Sides took home the silver medal. Jeff Vick defeated David McHugh of Lakeville, Conn., 17-15 for the bronze medal. There were only six perfect scores posted in the 32 rounds of the competition. Purser and Sides combined for four of them. Scott Robertson of Flower Mound, Texas, posted another in his opening round win.
A key to Vick advancing to win a bronze was his shooting a 20 to edge Robertson by one target in their second round match. Vick's last target was a teal that was dropping fast before he was able to get a shot off.
"I'm just glad it broke," said Vick. "That 20 couldn't have come at a better time." McHugh was the fourth-place finisher. Robertson and Doug Koenig of Albertis, Penn., tied for fifth place.

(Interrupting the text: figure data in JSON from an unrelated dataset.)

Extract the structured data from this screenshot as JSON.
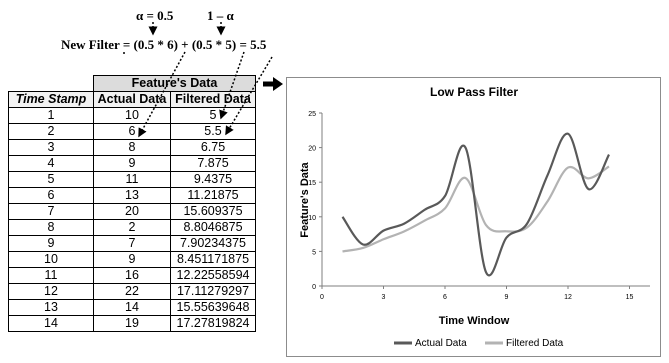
{
  "formula": {
    "alpha_label": "α = 0.5",
    "one_minus_alpha_label": "1 – α",
    "line": "New Filter = (0.5 * 6) + (0.5 * 5) = 5.5"
  },
  "table": {
    "group_header": "Feature's Data",
    "columns": [
      "Time Stamp",
      "Actual Data",
      "Filtered Data"
    ],
    "rows": [
      [
        "1",
        "10",
        "5"
      ],
      [
        "2",
        "6",
        "5.5"
      ],
      [
        "3",
        "8",
        "6.75"
      ],
      [
        "4",
        "9",
        "7.875"
      ],
      [
        "5",
        "11",
        "9.4375"
      ],
      [
        "6",
        "13",
        "11.21875"
      ],
      [
        "7",
        "20",
        "15.609375"
      ],
      [
        "8",
        "2",
        "8.8046875"
      ],
      [
        "9",
        "7",
        "7.90234375"
      ],
      [
        "10",
        "9",
        "8.451171875"
      ],
      [
        "11",
        "16",
        "12.22558594"
      ],
      [
        "12",
        "22",
        "17.11279297"
      ],
      [
        "13",
        "14",
        "15.55639648"
      ],
      [
        "14",
        "19",
        "17.27819824"
      ]
    ]
  },
  "arrow_icon": "right-arrow-icon",
  "chart_data": {
    "type": "line",
    "title": "Low Pass Filter",
    "xlabel": "Time Window",
    "ylabel": "Feature's Data",
    "xlim": [
      0,
      16
    ],
    "ylim": [
      0,
      25
    ],
    "xticks": [
      0,
      3,
      6,
      9,
      12,
      15
    ],
    "yticks": [
      0,
      5,
      10,
      15,
      20,
      25
    ],
    "grid": false,
    "legend_position": "bottom",
    "smooth": true,
    "x": [
      1,
      2,
      3,
      4,
      5,
      6,
      7,
      8,
      9,
      10,
      11,
      12,
      13,
      14
    ],
    "series": [
      {
        "name": "Actual Data",
        "color": "#595959",
        "values": [
          10,
          6,
          8,
          9,
          11,
          13,
          20,
          2,
          7,
          9,
          16,
          22,
          14,
          19
        ]
      },
      {
        "name": "Filtered Data",
        "color": "#b3b3b3",
        "values": [
          5,
          5.5,
          6.75,
          7.875,
          9.4375,
          11.21875,
          15.609375,
          8.8046875,
          7.90234375,
          8.451171875,
          12.22558594,
          17.11279297,
          15.55639648,
          17.27819824
        ]
      }
    ]
  }
}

Long was seventh and Kim Rhode of Culver City, Calif., finished eighth.
The only thing topping Purser's performance was the format itself. The change from the "shooting grid" format of last year's GO Games was a hit with both competitors and fans.
"I like this much better," said Purser. "And it's much easier for the audience to be able to follow. It seemed like there were a lot of judgement calls on the grid."